Panitia Khusus Guru dan Tenaga Kependidikan Honorer DPD RI mendesak pemerintah mengeluarkan langkah nyata terkait penyelesaian masalah guru-guru dan tenaga pendidik honorer.
Ketua Pansus Guru dan Tenaga Kependidikan Honorer DPD RI Tamsil Linrung. (Foto: Humas DPD RI).
Wowsiap.com - Panitia Khusus Guru dan Tenaga Kependidikan Honorer DPD RI mendesak pemerintah mengeluarkan langkah nyata terkait penyelesaian masalah guru-guru dan tenaga pendidik honorer. Karena selama ini, permasalahan guru honorer - mulai dari tunjangan, hak, ataupun pengangkatan - belum terselesaikan.
“Tunda dulu pembangunan infrastruktur, berhentikan dulu menambah anggaran APBN untuk kereta api cepat. Berhenti menyebut-nyebut dulu tentang pemindahan Ibu Kota Negara. Prioritaskan persoalan guru dan tenaga pendidik honorer dan perlu kita sikapi secara bersama,” kata Ketua Pansus Guru dan Tenaga Kependidikan Honorer DPD RI, Tamsil Linrung.
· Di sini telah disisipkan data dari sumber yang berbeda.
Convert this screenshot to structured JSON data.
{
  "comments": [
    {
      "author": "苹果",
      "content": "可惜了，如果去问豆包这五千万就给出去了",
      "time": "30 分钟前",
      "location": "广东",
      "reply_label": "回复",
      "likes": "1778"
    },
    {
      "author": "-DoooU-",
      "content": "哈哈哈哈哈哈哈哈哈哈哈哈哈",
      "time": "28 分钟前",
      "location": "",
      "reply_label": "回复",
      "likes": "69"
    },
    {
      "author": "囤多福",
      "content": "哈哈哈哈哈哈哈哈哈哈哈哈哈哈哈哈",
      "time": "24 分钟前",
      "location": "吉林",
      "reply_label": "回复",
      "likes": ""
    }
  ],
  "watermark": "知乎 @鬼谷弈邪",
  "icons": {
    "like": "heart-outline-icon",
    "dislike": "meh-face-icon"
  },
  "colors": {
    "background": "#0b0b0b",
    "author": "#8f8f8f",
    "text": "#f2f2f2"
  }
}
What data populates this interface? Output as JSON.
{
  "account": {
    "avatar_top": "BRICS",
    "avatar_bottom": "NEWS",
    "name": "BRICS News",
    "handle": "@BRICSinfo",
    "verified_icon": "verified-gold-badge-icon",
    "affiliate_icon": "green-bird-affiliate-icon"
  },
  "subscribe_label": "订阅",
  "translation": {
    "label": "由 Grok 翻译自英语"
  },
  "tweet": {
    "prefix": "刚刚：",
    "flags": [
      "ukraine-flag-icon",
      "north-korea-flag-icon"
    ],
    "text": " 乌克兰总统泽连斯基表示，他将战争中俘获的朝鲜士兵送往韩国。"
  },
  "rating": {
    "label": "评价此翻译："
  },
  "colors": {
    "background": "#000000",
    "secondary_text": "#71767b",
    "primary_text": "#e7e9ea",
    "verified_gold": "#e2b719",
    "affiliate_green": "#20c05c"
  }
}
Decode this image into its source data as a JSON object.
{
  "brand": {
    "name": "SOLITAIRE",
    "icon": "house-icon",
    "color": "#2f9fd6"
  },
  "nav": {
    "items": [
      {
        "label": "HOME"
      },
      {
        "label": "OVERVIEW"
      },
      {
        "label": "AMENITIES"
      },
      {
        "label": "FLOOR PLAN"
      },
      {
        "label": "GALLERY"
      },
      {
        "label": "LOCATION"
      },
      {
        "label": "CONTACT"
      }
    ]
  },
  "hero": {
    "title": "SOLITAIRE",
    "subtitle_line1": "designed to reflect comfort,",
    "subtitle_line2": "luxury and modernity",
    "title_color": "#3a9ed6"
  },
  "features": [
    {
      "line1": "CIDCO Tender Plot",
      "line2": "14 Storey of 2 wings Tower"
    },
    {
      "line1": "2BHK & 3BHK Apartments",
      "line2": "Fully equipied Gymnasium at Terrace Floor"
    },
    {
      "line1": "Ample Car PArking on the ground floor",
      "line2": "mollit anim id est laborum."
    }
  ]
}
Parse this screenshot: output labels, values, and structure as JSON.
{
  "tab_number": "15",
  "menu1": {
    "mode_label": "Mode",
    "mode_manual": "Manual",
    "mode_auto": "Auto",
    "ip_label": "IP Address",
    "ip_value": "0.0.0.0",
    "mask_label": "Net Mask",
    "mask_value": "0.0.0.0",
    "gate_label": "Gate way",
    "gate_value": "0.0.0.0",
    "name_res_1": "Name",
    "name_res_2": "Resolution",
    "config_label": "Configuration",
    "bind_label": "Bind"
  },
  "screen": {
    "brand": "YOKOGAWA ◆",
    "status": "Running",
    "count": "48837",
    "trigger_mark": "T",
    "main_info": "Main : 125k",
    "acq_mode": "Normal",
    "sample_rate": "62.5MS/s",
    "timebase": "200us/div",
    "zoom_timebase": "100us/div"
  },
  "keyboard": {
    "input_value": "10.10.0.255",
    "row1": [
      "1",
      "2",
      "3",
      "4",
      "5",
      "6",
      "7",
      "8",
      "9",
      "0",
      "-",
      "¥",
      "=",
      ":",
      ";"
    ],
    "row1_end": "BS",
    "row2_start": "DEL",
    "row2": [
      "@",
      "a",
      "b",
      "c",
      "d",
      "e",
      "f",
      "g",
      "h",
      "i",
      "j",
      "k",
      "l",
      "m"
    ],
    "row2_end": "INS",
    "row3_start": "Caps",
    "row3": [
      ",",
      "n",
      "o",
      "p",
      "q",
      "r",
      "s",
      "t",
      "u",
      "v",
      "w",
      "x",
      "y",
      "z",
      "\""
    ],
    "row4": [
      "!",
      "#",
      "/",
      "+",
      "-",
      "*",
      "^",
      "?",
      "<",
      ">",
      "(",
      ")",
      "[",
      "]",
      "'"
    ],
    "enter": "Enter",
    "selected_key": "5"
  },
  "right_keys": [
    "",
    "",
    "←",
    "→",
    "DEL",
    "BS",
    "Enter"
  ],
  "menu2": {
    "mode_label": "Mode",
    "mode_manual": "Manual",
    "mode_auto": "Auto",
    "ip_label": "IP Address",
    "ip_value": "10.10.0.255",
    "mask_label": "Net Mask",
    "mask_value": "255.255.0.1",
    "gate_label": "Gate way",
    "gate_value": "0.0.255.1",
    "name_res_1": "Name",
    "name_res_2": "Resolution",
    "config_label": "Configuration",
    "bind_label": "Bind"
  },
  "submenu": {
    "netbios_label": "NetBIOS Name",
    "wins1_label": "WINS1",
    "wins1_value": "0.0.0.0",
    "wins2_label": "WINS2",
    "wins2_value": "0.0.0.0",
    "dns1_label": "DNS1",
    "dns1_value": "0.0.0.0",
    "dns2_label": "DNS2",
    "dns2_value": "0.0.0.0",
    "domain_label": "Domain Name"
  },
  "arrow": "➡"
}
Hal itu disampaikanya dalam rapat yang dihadiri oleh Sekretaris Jenderal Kemendagri Suhajar Diantoro, Kepala BKN RI Bima Haria Wibisana, Deputi Bidang SDM Aparatur Kementerian PAN-RB dan Dirjen Anggaran Kemenkeu Isa Rachmatarwata.
Persoalan lain yang dihadapi tenaga pendidik honorer, lanjut Tamsil, adalah penataan dan pemberian kepastian hukum. Menurutnya tenaga pendidik honorer belum memperoleh kepastian hukum.
Padahal, salah satu alasan dilakukannya perubahan UU ASN adalah adanya perlakuan yang tidak adil terhadap tenaga honorer. Komnas HAM telah menyampaikan pendapat bahwa negara sesungguhnya berpotensi melakukan pelanggaran HAM atas pembiaran terhadap guru-guru honorer.
Karena tidak mendapatkan kepastian sebagaimana janji negara untuk mengangkatnya sebagai ASN. Sementara terkait dengan permasalahan anggaran dalam pengangkatan guru honorer, anggota DPD RI Novita Anakotta mengatakan, di UU APBN Pasal 11 ayat 21, telah diatur terkait 25 persen alokasi APBN untuk pemulihan ekonomi dan pengembangan SDM dengan nilai kurang lebih Rp 19,6 triliun.
“Tetapi pemerintah justru lebih memprioritaskan agenda-agenda yang lain dengan nilai anggaran yang jauh lebih besar. Kereta api cepat dialokasikan Rp 27,7 triliun, penyertaan modal BUMN Rp 55 triliun, infrastruktur Rp 417 triliun. Berarti ini angka yang sangat kecil untuk seseorang yang berprofesi menghasilkan SDM yang kompeten,” sesalnya.